Quote Originally Posted by Furunculus View Post
GC has already told you, german speculation from within the ECB speculated publicly on the future viability of ireland, thus undermining market confidence in ireland at a critical point in euro-wobbliness. thereby forcing a crippling bail-out package on a nation that didn't need it in order to halt speculation on other weak eurozone nations.
You mean a few sentences by some Germans decide Irish policy?

Nah.


What happened, is that Ireland became the playground for international ultra-capitalism. Ultra-capitalism, that is 21st century capitalism where the market has been abolished in favour of the state as the subject and instrument of corporate power. Way back in mid-2008, before any German could point out Ireland on a map, Dublin decided to give a blanket guarantee. This Dublin did because of, firstly, the narrowness of the Irish elite - the captains of industry, of finance, are the same as the people in the government. Secondly, because ultra-capitalism had come to be identified with the Irish economic succes and this had led to the idea that what is good for corporations, is the common good of Ireland. And thirdly, rank stupidity, shortsightendness, and the idea that the Irish pyramid schemes would go on forever.


Bailout fever: Ireland guarantees all bank deposits, debts

September 30, 2008

After Congress voted down the administration's financial-system rescue plan Monday, European governments today were busy committing more public funds to save their own banks.

The biggest surprise: The Irish government guaranteed all deposits and debts of the country's major banks, one day after the Irish stock market plummeted 13%, nearly twice the decline of the Dow Jones industrials.

"We have to create confidence," Finance Minister Brian Lenihan said on RTE Radio, according to Bloomberg News. "We can't bail out a particular bank. That wouldn't be right. What we have decided to do is give a general guarantee that the banks can lend in security and safety."

Banks worldwide have cut off lending to one another as the credit crisis has deepened. Ireland’s guarantee may give its banks a better chance of getting funding in money markets.
http://latimesblogs.latimes.com/mone...-congress.html
This is where it all went wrong. Way back in 2008. Way back when Ireland was the first to give a blanket guarantee, long before any other country had even considered using public funds to guarantee private speculation.


The bail-out package isn't crippling. It is pocket change, fifty percent of Irish GDP. Crippling is the banking guarantee, which is 300% of GDP. The latter is of Irish own making.

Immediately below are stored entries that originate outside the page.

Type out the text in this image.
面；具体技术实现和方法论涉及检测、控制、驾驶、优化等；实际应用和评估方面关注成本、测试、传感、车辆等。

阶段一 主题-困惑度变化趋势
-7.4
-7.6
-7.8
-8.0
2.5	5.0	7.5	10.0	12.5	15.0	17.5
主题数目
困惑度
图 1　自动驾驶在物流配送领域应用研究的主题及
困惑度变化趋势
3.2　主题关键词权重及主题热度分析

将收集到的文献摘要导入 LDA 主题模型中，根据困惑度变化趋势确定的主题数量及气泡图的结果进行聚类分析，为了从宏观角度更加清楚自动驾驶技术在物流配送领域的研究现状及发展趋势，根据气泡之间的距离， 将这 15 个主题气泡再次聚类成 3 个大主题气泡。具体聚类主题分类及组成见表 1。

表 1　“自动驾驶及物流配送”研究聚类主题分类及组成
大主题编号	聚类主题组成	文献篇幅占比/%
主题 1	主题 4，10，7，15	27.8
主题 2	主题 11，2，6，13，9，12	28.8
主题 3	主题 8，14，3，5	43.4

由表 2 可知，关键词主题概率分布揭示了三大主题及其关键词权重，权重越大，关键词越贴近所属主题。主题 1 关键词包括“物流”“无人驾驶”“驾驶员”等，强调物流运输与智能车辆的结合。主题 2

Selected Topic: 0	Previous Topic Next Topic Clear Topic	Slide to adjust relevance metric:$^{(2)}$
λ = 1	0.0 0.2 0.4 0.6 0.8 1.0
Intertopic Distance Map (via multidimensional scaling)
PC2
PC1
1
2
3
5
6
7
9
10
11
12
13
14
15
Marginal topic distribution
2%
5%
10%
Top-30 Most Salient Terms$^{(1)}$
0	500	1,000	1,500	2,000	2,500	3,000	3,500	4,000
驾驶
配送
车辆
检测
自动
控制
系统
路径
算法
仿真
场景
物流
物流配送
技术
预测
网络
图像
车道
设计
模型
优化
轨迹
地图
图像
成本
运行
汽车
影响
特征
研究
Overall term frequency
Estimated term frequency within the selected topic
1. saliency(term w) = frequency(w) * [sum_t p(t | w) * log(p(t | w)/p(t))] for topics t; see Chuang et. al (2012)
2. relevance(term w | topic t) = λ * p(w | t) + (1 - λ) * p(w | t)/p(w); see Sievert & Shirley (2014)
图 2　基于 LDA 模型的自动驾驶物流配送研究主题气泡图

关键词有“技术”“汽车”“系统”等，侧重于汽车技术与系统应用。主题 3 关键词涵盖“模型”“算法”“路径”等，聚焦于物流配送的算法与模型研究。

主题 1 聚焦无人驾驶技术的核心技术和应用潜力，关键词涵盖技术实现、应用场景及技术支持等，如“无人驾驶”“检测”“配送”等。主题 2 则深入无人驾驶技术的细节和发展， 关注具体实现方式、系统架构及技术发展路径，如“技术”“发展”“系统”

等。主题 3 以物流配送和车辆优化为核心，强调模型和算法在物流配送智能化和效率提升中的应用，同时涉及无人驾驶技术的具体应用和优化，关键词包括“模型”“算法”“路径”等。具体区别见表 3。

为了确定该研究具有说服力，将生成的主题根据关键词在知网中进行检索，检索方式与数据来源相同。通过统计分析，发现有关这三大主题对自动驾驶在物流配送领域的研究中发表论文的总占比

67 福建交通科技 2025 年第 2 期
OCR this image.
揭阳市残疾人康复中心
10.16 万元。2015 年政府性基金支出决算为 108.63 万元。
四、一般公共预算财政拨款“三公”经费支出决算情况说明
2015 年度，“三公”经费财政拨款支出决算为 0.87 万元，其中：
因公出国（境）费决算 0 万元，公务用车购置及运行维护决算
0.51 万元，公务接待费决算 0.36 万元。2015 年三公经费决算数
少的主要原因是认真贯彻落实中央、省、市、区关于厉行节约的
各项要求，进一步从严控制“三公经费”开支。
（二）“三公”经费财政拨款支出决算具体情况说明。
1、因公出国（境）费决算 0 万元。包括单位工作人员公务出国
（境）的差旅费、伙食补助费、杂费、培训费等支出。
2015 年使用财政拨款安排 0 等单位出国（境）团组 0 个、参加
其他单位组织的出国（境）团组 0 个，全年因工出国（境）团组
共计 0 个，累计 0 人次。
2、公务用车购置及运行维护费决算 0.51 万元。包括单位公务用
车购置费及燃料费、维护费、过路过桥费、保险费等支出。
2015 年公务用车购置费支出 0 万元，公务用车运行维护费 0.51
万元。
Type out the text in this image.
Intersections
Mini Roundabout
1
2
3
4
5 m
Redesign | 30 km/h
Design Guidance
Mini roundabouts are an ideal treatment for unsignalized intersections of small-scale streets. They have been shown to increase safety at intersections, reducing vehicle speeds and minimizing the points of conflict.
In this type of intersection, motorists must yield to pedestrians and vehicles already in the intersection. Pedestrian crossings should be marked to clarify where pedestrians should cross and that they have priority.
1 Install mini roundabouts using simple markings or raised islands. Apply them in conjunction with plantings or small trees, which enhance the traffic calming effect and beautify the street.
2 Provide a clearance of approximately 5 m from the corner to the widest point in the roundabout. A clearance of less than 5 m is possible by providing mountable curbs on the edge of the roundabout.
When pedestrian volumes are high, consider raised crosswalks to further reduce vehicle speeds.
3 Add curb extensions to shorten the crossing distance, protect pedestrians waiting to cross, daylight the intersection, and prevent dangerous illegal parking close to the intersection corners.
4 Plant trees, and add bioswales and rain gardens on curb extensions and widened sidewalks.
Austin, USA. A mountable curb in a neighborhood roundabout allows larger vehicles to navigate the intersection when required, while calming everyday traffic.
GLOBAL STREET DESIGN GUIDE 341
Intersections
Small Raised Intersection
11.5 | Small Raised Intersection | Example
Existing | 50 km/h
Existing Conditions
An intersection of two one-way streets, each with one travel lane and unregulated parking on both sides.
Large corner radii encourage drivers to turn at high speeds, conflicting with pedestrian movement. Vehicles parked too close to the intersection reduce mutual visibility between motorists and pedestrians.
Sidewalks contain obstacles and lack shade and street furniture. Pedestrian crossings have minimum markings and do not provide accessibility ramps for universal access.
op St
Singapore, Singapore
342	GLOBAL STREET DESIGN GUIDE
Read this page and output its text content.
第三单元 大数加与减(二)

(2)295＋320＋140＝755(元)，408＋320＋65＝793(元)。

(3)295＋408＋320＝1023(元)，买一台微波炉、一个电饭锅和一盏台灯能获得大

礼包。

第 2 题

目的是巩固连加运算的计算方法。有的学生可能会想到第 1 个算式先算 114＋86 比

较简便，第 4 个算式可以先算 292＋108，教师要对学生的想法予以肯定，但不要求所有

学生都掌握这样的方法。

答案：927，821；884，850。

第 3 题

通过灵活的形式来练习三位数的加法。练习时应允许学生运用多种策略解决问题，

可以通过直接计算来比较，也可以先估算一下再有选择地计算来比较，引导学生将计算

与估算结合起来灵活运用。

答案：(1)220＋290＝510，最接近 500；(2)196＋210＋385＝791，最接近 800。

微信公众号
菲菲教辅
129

The former is meant to aid Ireland and to prevent Irish greed and policy failures from undermining well-governed countries. It is not Europe which stole the money from the Irish poor to hand it over to the ultra-wealthy. Europe will, however, give Ireland a very lenient rescue package. On one condition. This is, that Ireland stops being an extraordinarly poor partner and ends its 'beggar thy neigbour' tax haven policy. As long as Dublin refuses to levy a corporate tax, Europe's working classes should not have to compensate for this. Europe's poor are not going to stand for being mistreated in the same manner as Dublin mistreats its own poor.